The Inflation Arithmetic
The week's data package tells a coherent and uncomfortable story. CPI at 3.8% with core at 2.8%. PPI at +6% year-over-year. Real wages negative for the first time in three years. Retail sales technically positive but driven by inflation in gas rather than real consumption volume. Credit card delinquencies at post-2008 highs. Saving rate at a three-year low. GDPNow tracking +3.7% Q2 growth — but that's a nominal figure, and when you deflate it by 3.8% CPI, the real picture becomes considerably less reassuring.
The market's central challenge heading into June is that none of the macro tripwires resolve cleanly. Warsh cannot cut without validating inflation. He cannot hike without crashing a market that is priced for eventual accommodation. And oil — the single variable with the most leverage over everything else in this inflation regime — sits entirely outside the Federal Reserve's mandate or tools. The Strait of Hormuz is not on the dot plot. But it is, functionally, the most important economic variable in the world right now.
"If we get some resolution, optimistically within the next few weeks, it might be two months for things to normalize. The pessimistic scenario is at least double that — six to nine months to get back to where we were in January."

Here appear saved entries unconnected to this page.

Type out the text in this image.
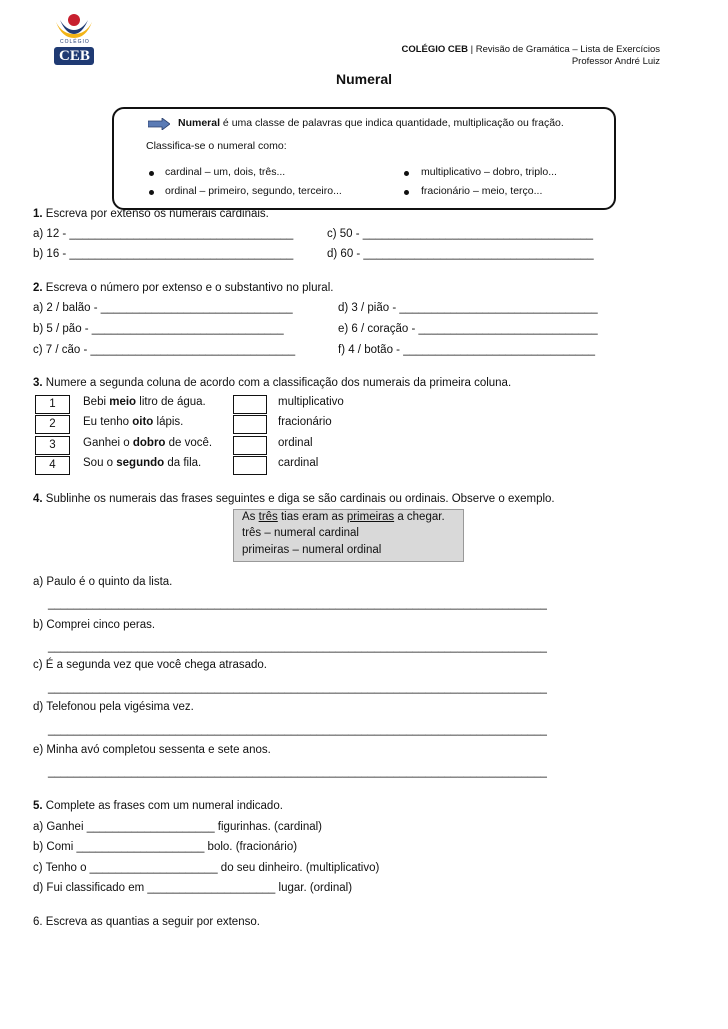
COLÉGIO
CEB	COLÉGIO CEB | Revisão de Gramática – Lista de Exercícios
Professor André Luiz
Numeral
Numeral é uma classe de palavras que indica quantidade, multiplicação ou fração.
Classifica-se o numeral como:
cardinal – um, dois, três...	multiplicativo – dobro, triplo...
ordinal – primeiro, segundo, terceiro...	fracionário – meio, terço...
1. Escreva por extenso os numerais cardinais.
a) 12 - ___________________________________	c) 50 - ____________________________________
b) 16 - ___________________________________	d) 60 - ____________________________________
2. Escreva o número por extenso e o substantivo no plural.
a) 2 / balão - ______________________________	d) 3 / pião - _______________________________
b) 5 / pão - ______________________________	e) 6 / coração - ____________________________
c) 7 / cão - ________________________________	f) 4 / botão - ______________________________
3. Numere a segunda coluna de acordo com a classificação dos numerais da primeira coluna.
1	Bebi meio litro de água.	multiplicativo
2	Eu tenho oito lápis.	fracionário
3	Ganhei o dobro de você.	ordinal
4	Sou o segundo da fila.	cardinal
4. Sublinhe os numerais das frases seguintes e diga se são cardinais ou ordinais. Observe o exemplo.
As três tias eram as primeiras a chegar.
três – numeral cardinal
primeiras – numeral ordinal
a) Paulo é o quinto da lista.
______________________________________________________________________________
b) Comprei cinco peras.
______________________________________________________________________________
c) É a segunda vez que você chega atrasado.
______________________________________________________________________________
d) Telefonou pela vigésima vez.
______________________________________________________________________________
e) Minha avó completou sessenta e sete anos.
______________________________________________________________________________
5. Complete as frases com um numeral indicado.
a) Ganhei ____________________ figurinhas. (cardinal)
b) Comi ____________________ bolo. (fracionário)
c) Tenho o ____________________ do seu dinheiro. (multiplicativo)
d) Fui classificado em ____________________ lugar. (ordinal)
6. Escreva as quantias a seguir por extenso.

— Gordon Bethune, supply chain economist, via CNBC, May 12, 2026This was a week that looked like a transition and felt like a verdict. Powell is gone. Warsh is in. Beijing delivered theater but not substance. CPI confirmed that the energy shock is bleeding into core prices — shelter, airfares, apparel, household goods. The consumer is spending but on credit, with shrinking real wages and a cushion that's getting thinner by the month. The bond market's worst weekly rout in a year is the clearest signal: fixed-income markets are now pricing in a scenario that equity markets are still reluctant to fully acknowledge — that the rate cycle has not peaked, that inflation has not been tamed, and that the next move by the new Fed chair may not be the one Trump is expecting. The week of May 18 begins with all of those questions unanswered and oil sitting at $109 a barrel.